Rebecca Steinfeld, 37, and Charles Keidan, 41, from west London, won their case in the Supreme Court after it was unanimously decided by five justices that the Civil Partnership Act 2004 was incompatible with the European Convention on Human Rights.
The Act, which until the ruling was reserved for single-sex couples only, offers Steinfeld and Keidan the same legal treatment in terms of inheritance, tax, pensions and next-of-kin arrangements as marriage.
Announcing the court's decision, Lord Kerr said the government did not seek to justify the difference in treatment between same-sex and different-sex couples.
“To the contrary, it accepts that the difference cannot be justified,” he said.
While same-sex couples have had the choice to either get married or enter a civil partnership since March 2014, heterosexual couples can only get married – which led Steinfeld and Keidan to argue that the law was discriminatory.

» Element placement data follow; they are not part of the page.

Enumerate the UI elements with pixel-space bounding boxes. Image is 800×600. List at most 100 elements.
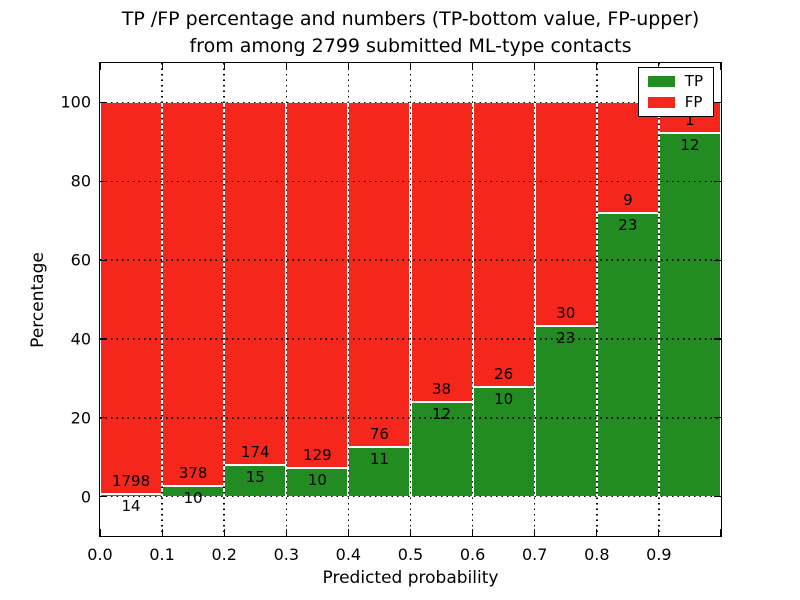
- y-tick-mark: [100, 338, 107, 340]
- bar-fp-segment: [348, 102, 411, 447]
- legend-entry-tp: TP: [647, 72, 703, 90]
- x-tick-label: 0.6: [459, 545, 486, 564]
- tp-count-label: 10: [183, 489, 203, 508]
- x-tick-mark: [347, 529, 349, 536]
- x-tick-mark: [720, 529, 722, 536]
- y-tick-label: 20: [70, 408, 91, 428]
- bar-tp-segment: [658, 132, 721, 497]
- x-tick-label: 0.3: [273, 545, 300, 564]
- x-tick-mark: [161, 529, 163, 536]
- x-axis-label: Predicted probability: [322, 568, 499, 588]
- x-tick-label: 0.9: [646, 545, 672, 564]
- plot-area: 1798 14 378 10 174 15 129 10 76 11 38 12 26 10 30 23 9 23…: [28, 62, 722, 588]
- x-tick-mark: [534, 63, 536, 70]
- bar-fp-segment: [286, 102, 349, 469]
- x-tick-label: 0.8: [584, 545, 610, 564]
- fp-count-label: 129: [303, 446, 332, 465]
- tp-count-label: 23: [556, 328, 576, 347]
- y-tick-mark: [100, 101, 107, 104]
- x-tick-label: 0.5: [397, 545, 424, 564]
- bar-fp-segment: [224, 102, 287, 466]
- bar-fp-segment: [410, 102, 473, 402]
- x-tick-mark: [596, 63, 598, 70]
- fp-count-label: 38: [432, 379, 452, 398]
- vertical-gridline: [223, 63, 225, 536]
- tp-count-label: 23: [618, 216, 638, 235]
- x-tick-label: 0.7: [521, 545, 548, 564]
- vertical-gridline: [285, 63, 288, 536]
- x-tick-mark: [161, 63, 163, 70]
- tp-legend-label: TP: [684, 72, 703, 90]
- x-tick-label: 0.1: [149, 545, 175, 564]
- x-tick-mark: [223, 529, 225, 536]
- fp-count-label: 26: [494, 365, 514, 384]
- vertical-gridline: [409, 63, 412, 536]
- tp-count-label: 15: [245, 468, 265, 487]
- x-tick-mark: [472, 529, 474, 536]
- legend: TP FP: [637, 67, 714, 117]
- legend-entry-fp: FP: [647, 93, 703, 111]
- y-tick-mark: [100, 417, 107, 419]
- bar-tp-segment: [224, 465, 287, 497]
- y-axis-label: Percentage: [28, 251, 48, 348]
- y-tick-label: 60: [70, 250, 91, 270]
- tp-count-label: 12: [432, 404, 452, 423]
- x-tick-label: 0.0: [87, 545, 113, 564]
- fp-count-label: 9: [623, 191, 633, 210]
- x-tick-mark: [409, 63, 412, 70]
- fp-count-label: 1798: [111, 471, 151, 490]
- x-tick-mark: [99, 529, 101, 536]
- x-tick-label: 0.2: [211, 545, 237, 564]
- y-tick-label: 40: [70, 329, 91, 349]
- x-tick-mark: [223, 63, 225, 70]
- tp-count-label: 14: [121, 496, 141, 515]
- y-tick-mark: [714, 101, 721, 104]
- fp-count-label: 378: [178, 464, 208, 483]
- bar-fp-segment: [534, 102, 597, 326]
- vertical-gridline: [161, 63, 163, 536]
- y-tick-mark: [100, 180, 107, 182]
- vertical-gridline: [596, 63, 598, 536]
- tp-count-label: 10: [307, 471, 327, 490]
- vertical-gridline: [347, 63, 350, 536]
- bar-fp-segment: [596, 102, 659, 214]
- tp-count-label: 11: [369, 449, 389, 468]
- x-tick-mark: [472, 63, 474, 70]
- bar-tp-segment: [534, 325, 597, 497]
- x-tick-mark: [658, 529, 660, 536]
- tp-count-label: 12: [680, 135, 700, 154]
- x-tick-label: 0.4: [335, 545, 362, 564]
- y-tick-mark: [714, 338, 721, 340]
- y-tick-mark: [100, 496, 107, 498]
- vertical-gridline: [658, 63, 660, 536]
- fp-count-label: 1: [685, 110, 695, 129]
- x-tick-mark: [285, 529, 287, 536]
- tp-count-label: 10: [494, 390, 514, 409]
- tp-legend-swatch: [647, 76, 675, 87]
- vertical-gridline: [471, 63, 474, 536]
- x-tick-mark: [347, 63, 349, 70]
- chart-title-line2: from among 2799 submitted ML-type contac…: [189, 35, 632, 57]
- chart-title-line1: TP /FP percentage and numbers (TP-bottom…: [121, 8, 700, 30]
- fp-legend-label: FP: [684, 93, 703, 111]
- x-tick-mark: [596, 529, 598, 536]
- y-tick-label: 100: [60, 92, 91, 112]
- y-tick-mark: [714, 259, 721, 261]
- y-tick-mark: [714, 496, 721, 498]
- y-tick-label: 80: [70, 171, 91, 191]
- bar-fp-segment: [100, 102, 163, 494]
- plot-inner: 1798 14 378 10 174 15 129 10 76 11 38 12 26 10 30 23 9 23…: [60, 63, 722, 564]
- bar-fp-segment: [472, 102, 535, 388]
- x-tick-mark: [658, 63, 660, 70]
- fp-count-label: 174: [240, 443, 270, 462]
- x-tick-mark: [99, 63, 101, 70]
- y-tick-label: 0: [80, 487, 91, 507]
- fp-count-label: 76: [369, 424, 389, 443]
- x-tick-mark: [285, 63, 287, 70]
- y-tick-mark: [714, 180, 721, 182]
- bar-tp-segment: [596, 213, 659, 497]
- bar-tp-segment: [348, 446, 411, 497]
- x-tick-mark: [534, 529, 536, 536]
- chart-title: TP /FP percentage and numbers (TP-bottom…: [99, 6, 722, 60]
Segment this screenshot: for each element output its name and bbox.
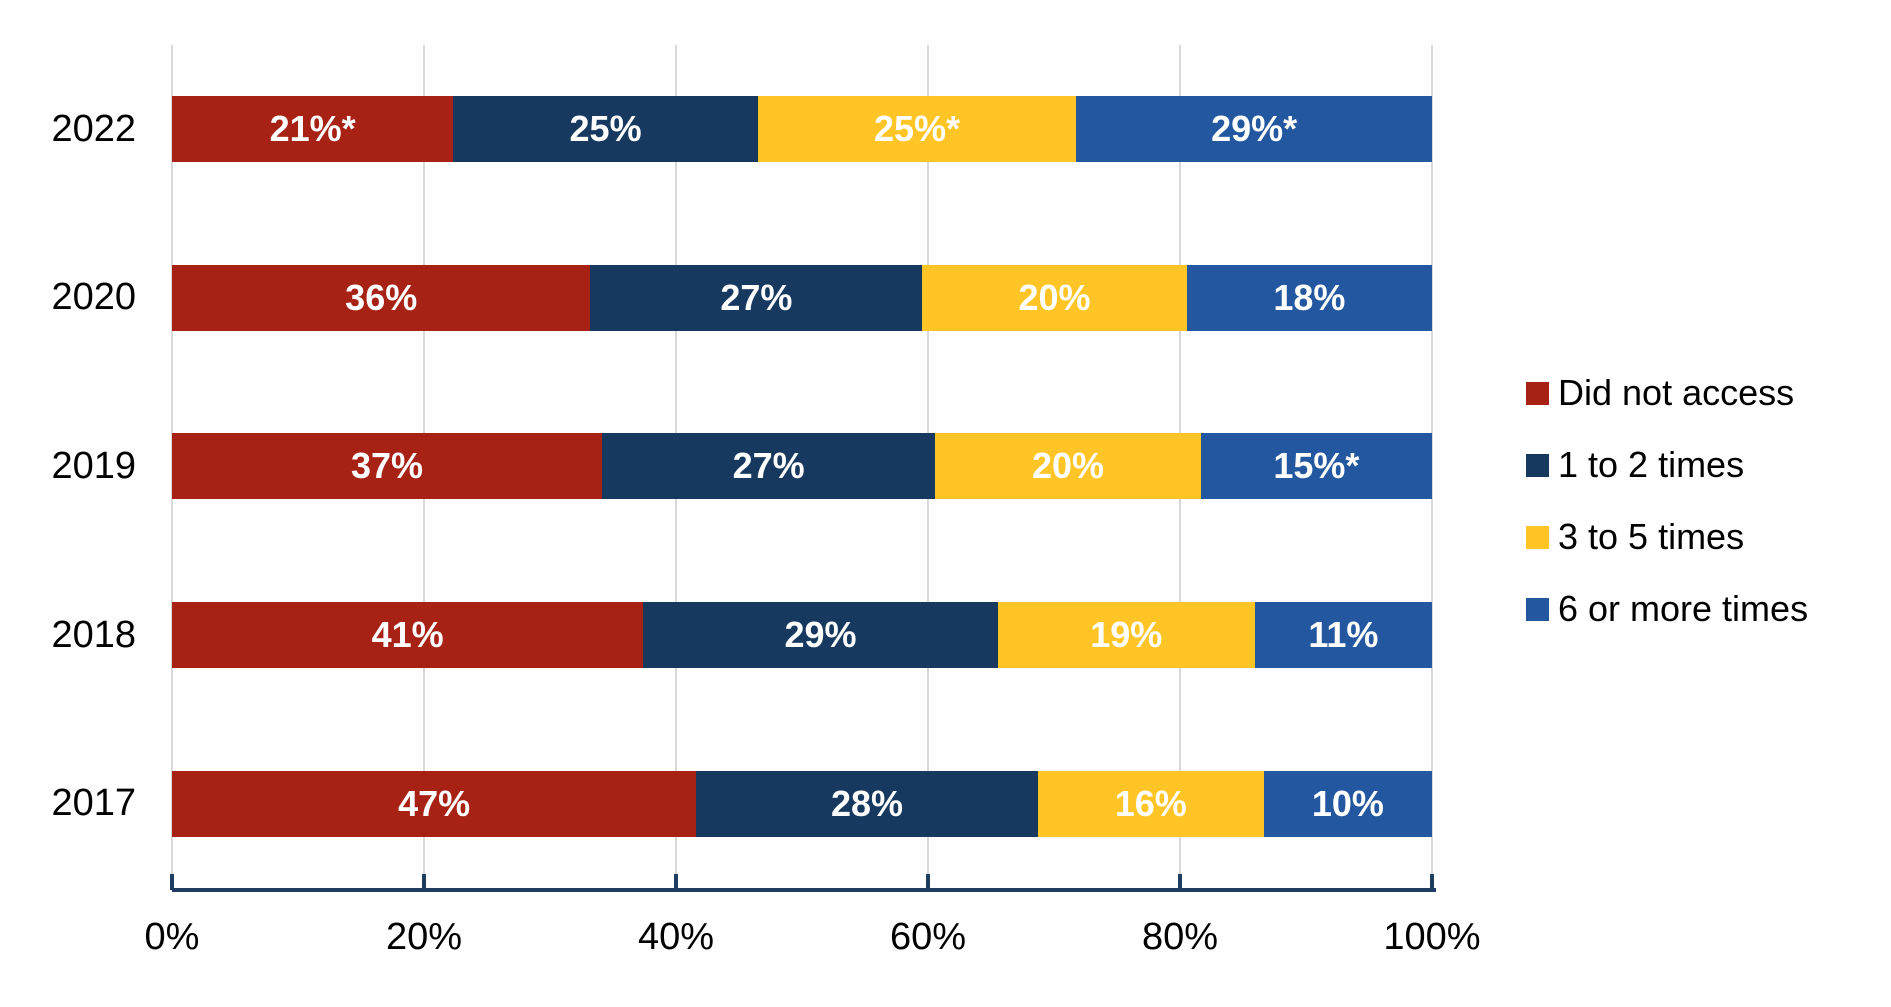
x-axis-tick [673,874,678,890]
bar-row: 2017 47% 28% 16% 10% [51,719,1432,888]
bar-segment: 25% [453,96,758,163]
legend-item: Did not access [1526,371,1808,415]
bar-segment: 37% [172,433,603,500]
segment-label: 15%* [1273,445,1360,487]
bar-row: 2022 21%* 25% 25%* 29%* [51,45,1432,214]
bar-segment: 41% [172,602,644,669]
segment-label: 21%* [269,108,356,150]
bar-row: 2018 41% 29% 19% 11% [51,551,1433,720]
bar-segment: 29%* [1076,96,1432,163]
bar-segment: 25%* [757,96,1077,163]
segment-label: 29%* [1211,108,1298,150]
legend-item: 6 or more times [1526,587,1808,631]
bar-row: 2020 36% 27% 20% 18% [51,214,1432,383]
stacked-bar: 41% 29% 19% 11% [172,602,1433,669]
x-axis-tick [1177,874,1182,890]
x-axis-tick [421,874,426,890]
legend-item: 3 to 5 times [1526,515,1808,559]
bar-segment: 18% [1186,264,1432,331]
segment-label: 11% [1308,614,1379,656]
legend-label: 3 to 5 times [1558,516,1745,557]
bar-segment: 20% [922,264,1187,331]
legend-item: 1 to 2 times [1526,443,1808,487]
x-axis-tick [925,874,930,890]
x-tick-label: 20% [385,916,463,958]
bar-segment: 16% [1037,770,1264,837]
bar-segment: 36% [172,264,591,331]
gridline [1431,45,1433,888]
segment-label: 27% [720,276,793,318]
segment-label: 16% [1114,782,1187,824]
bar-segment: 15%* [1200,433,1432,500]
segment-label: 18% [1273,276,1346,318]
bar-segment: 47% [172,770,697,837]
year-label: 2022 [51,107,136,150]
x-axis [170,874,1436,892]
legend-label: 6 or more times [1558,588,1809,629]
segment-label: 47% [398,782,471,824]
segment-label: 41% [371,614,444,656]
bar-segment: 20% [935,433,1201,500]
segment-label: 10% [1311,782,1384,824]
legend-swatch [1526,381,1549,405]
segment-label: 25% [569,108,642,150]
x-tick-label: 0% [144,916,200,958]
legend-label: Did not access [1558,372,1795,413]
bar-segment: 19% [997,602,1255,669]
segment-label: 27% [732,445,805,487]
bar-segment: 28% [696,770,1038,837]
segment-label: 29% [784,614,857,656]
x-tick-label: 80% [1141,916,1219,958]
legend-label: 1 to 2 times [1558,444,1745,485]
bar-segment: 10% [1263,770,1432,837]
year-label: 2018 [51,613,136,656]
bar-rows: 2022 21%* 25% 25%* 29%* 2020 36% 27% 20% 18% 2019 3… [51,45,1433,888]
year-label: 2019 [51,444,136,487]
year-label: 2017 [51,782,136,825]
legend-swatch [1526,525,1549,549]
x-tick-label: 100% [1383,916,1481,958]
x-axis-tick [170,874,174,890]
segment-label: 37% [350,445,424,487]
plot-area: 2022 21%* 25% 25%* 29%* 2020 36% 27% 20% 18% 2019 3… [51,45,1433,888]
x-tick-label: 60% [889,916,967,958]
stacked-bar: 36% 27% 20% 18% [172,264,1432,331]
x-axis-tick [1429,874,1434,890]
bar-segment: 27% [590,264,923,331]
x-axis-tick-labels: 0% 20% 40% 60% 80% 100% [145,916,1481,972]
segment-label: 28% [830,782,904,824]
year-label: 2020 [51,276,136,319]
x-axis-line [172,888,1436,892]
bar-segment: 11% [1254,602,1433,669]
stacked-bar: 47% 28% 16% 10% [172,770,1432,837]
bar-row: 2019 37% 27% 20% 15%* [51,382,1432,551]
segment-label: 19% [1090,614,1163,656]
legend: Did not access 1 to 2 times 3 to 5 times 6 … [1526,371,1808,631]
segment-label: 20% [1018,276,1091,318]
segment-label: 36% [345,276,418,318]
bar-segment: 27% [602,433,936,500]
segment-label: 20% [1032,445,1105,487]
stacked-bar: 37% 27% 20% 15%* [172,433,1432,500]
x-tick-label: 40% [637,916,715,958]
bar-segment: 29% [643,602,998,669]
bar-segment: 21%* [172,96,454,163]
legend-swatch [1526,453,1549,477]
segment-label: 25%* [874,108,961,150]
legend-swatch [1526,597,1549,621]
stacked-bar: 21%* 25% 25%* 29%* [172,96,1432,163]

In their ruling. the judges said that the government should have eliminated the inequality of treatment between same-sex and opposite-sex partners when the Marriage (Same Sex Couples) Act came into force in 2014, the judges said.
“This could have been done by abolishing civil partnerships or by instantaneously extending them to different-sex couples… Taking time to evaluate whether to abolish or extend could never amount to a legitimate aim for the continuance of the discrimination.”
While the ruling does not immediately change the law of the land, or oblige the legislature to do so, the decision will put pressure on the government to change the law.
The couple, who have been together for eight years and have two children, had previously called out the patriarchal “legacy” of marriage, calling the institution that “treated women as property for centuries” an option that wasn’t available to them.
Speaking to the BBC after the ruling, the “elated” couple explained that they wanted to raise their children “as equal partners,” adding that entering a civil partnership, “a modern, symmetrical institution,” set the best example for them.
According to The Guardian, the couple’s commitment to equality and rejection of marriage because of its patriarchal associations is such that, rather than give them a double-barreled surname, they have the fused family name of Keidstein.
LGBT and human rights campaigner Peter Tatchell called the ruling a “victory for love and equality.”
“It was never fair that same-sex couples had two options, civil partnerships and civil marriages, whereas opposite-sex partners had only one option, marriage,” he said.